Sueurs Froides : Vous avez pourtant été contacté pour un rôle important dans POLICE (id. Maurice Pialat, 1985)…
Richard Allan : Pialat m’a téléphoné. J’ai dit « mais le vrai… arrêtez vos conneries ! ». Bref, il m’a dit « Je ne vivrai jamais assez vieux pour tous les voir. J’adore les films de cul . Je trouve que vous avez une gueule. Acceptez-vous de faire un bout d’essai ». C’était un honneur pour moi, j’y vais. C’était la Gaumont qui produisait, je suis embauché. Il me file un second rôle. J’ai fait un stage au sein de la 4e Brigade Territoriale dans le XIIe arrondissement durant un mois. J’ai n’ai tourné au final que deux séquences car le rôle a été confié à un autre mec. On m’a dit que Pialat était comme ça, il t’embauche, te file un contrat, et ensuite va voir un copain à lui. Mes séquences ont été coupées au montage mais mon nom est au générique, alors de temps en temps je touche trois thunes quand il passe.
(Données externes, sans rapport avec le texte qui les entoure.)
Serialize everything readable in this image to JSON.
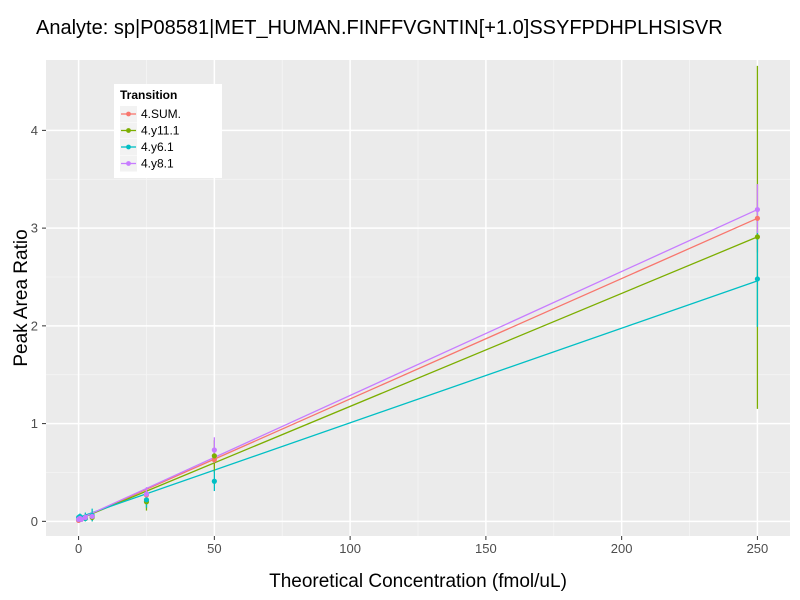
{
  "chart_data": {
    "type": "line",
    "title": "Analyte: sp|P08581|MET_HUMAN.FINFFVGNTIN[+1.0]SSYFPDHPLHSISVR",
    "xlabel": "Theoretical Concentration (fmol/uL)",
    "ylabel": "Peak Area Ratio",
    "xlim": [
      -12,
      262
    ],
    "ylim": [
      -0.15,
      4.72
    ],
    "xticks": [
      0,
      50,
      100,
      150,
      200,
      250
    ],
    "yticks": [
      0,
      1,
      2,
      3,
      4
    ],
    "grid": true,
    "legend": {
      "title": "Transition",
      "position": "top-left inside"
    },
    "series": [
      {
        "name": "4.SUM.",
        "color": "#F8766D",
        "x": [
          0,
          0.5,
          1,
          2.5,
          5,
          25,
          50,
          250
        ],
        "y": [
          0.01,
          0.02,
          0.02,
          0.03,
          0.05,
          0.27,
          0.63,
          3.1
        ],
        "err_low": [
          0.0,
          0.0,
          0.0,
          0.01,
          0.03,
          0.2,
          0.55,
          2.75
        ],
        "err_high": [
          0.03,
          0.04,
          0.04,
          0.06,
          0.09,
          0.32,
          0.7,
          3.45
        ],
        "fit": {
          "x": [
            0,
            250
          ],
          "y": [
            0.02,
            3.1
          ]
        }
      },
      {
        "name": "4.y11.1",
        "color": "#7CAE00",
        "x": [
          0,
          0.5,
          1,
          2.5,
          5,
          25,
          50,
          250
        ],
        "y": [
          0.02,
          0.02,
          0.03,
          0.03,
          0.04,
          0.2,
          0.67,
          2.91
        ],
        "err_low": [
          0.0,
          0.0,
          0.0,
          0.0,
          0.0,
          0.11,
          0.5,
          1.15
        ],
        "err_high": [
          0.05,
          0.05,
          0.06,
          0.08,
          0.1,
          0.3,
          0.83,
          4.66
        ],
        "fit": {
          "x": [
            0,
            250
          ],
          "y": [
            0.02,
            2.91
          ]
        }
      },
      {
        "name": "4.y6.1",
        "color": "#00BFC4",
        "x": [
          0,
          0.5,
          1,
          2.5,
          5,
          25,
          50,
          250
        ],
        "y": [
          0.04,
          0.05,
          0.03,
          0.03,
          0.06,
          0.22,
          0.41,
          2.48
        ],
        "err_low": [
          0.0,
          0.0,
          0.0,
          0.0,
          0.0,
          0.14,
          0.31,
          1.99
        ],
        "err_high": [
          0.07,
          0.08,
          0.06,
          0.09,
          0.13,
          0.3,
          0.52,
          2.97
        ],
        "fit": {
          "x": [
            0,
            250
          ],
          "y": [
            0.04,
            2.46
          ]
        }
      },
      {
        "name": "4.y8.1",
        "color": "#C77CFF",
        "x": [
          0,
          0.5,
          1,
          2.5,
          5,
          25,
          50,
          250
        ],
        "y": [
          0.02,
          0.03,
          0.02,
          0.04,
          0.05,
          0.28,
          0.73,
          3.19
        ],
        "err_low": [
          0.0,
          0.0,
          0.0,
          0.01,
          0.02,
          0.2,
          0.6,
          2.95
        ],
        "err_high": [
          0.04,
          0.05,
          0.04,
          0.07,
          0.09,
          0.35,
          0.86,
          3.45
        ],
        "fit": {
          "x": [
            0,
            250
          ],
          "y": [
            0.02,
            3.19
          ]
        }
      }
    ]
  }
}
Sueurs Froides : Pourquoi ne pas avoir persévéré ?
Richard Allan : Je n’ai jamais vraiment été intéressé. Pialat m’avait donné ma chance et mis le pied à l’étrier, après il aurait fallu courir les castings. Bonjour la présentation : j’ai fait 500 films de cul et j’ai tourné avec Pialat… J’ai été approché par Walerian Borowicz qui voulait me confier un rôle, mais ça c’est pas fait non plus. J’ai un souvenir du jour de cette convocation, il y a eu un attentat sur les Champs Élysées où j’ai recueilli une nana coupée de partout. J’ai mis mon blouson sur elle et attendu les secours. D’habitude je faisais du sport dans une salle juste derrière les lieux de l’attentat. Quand je suis passé devant la galerie ça a pété. J’aurais pu en avoir plein la tronche, j’ai eu beaucoup de chance. J’ai croisé Polanski à Cannes qui m’a dit « j’aime » et je lui ai dit que j’aimerai tourner avec lui. Peut être que si j’étais allé aux castings… Mais ce n’était pas mon but premier.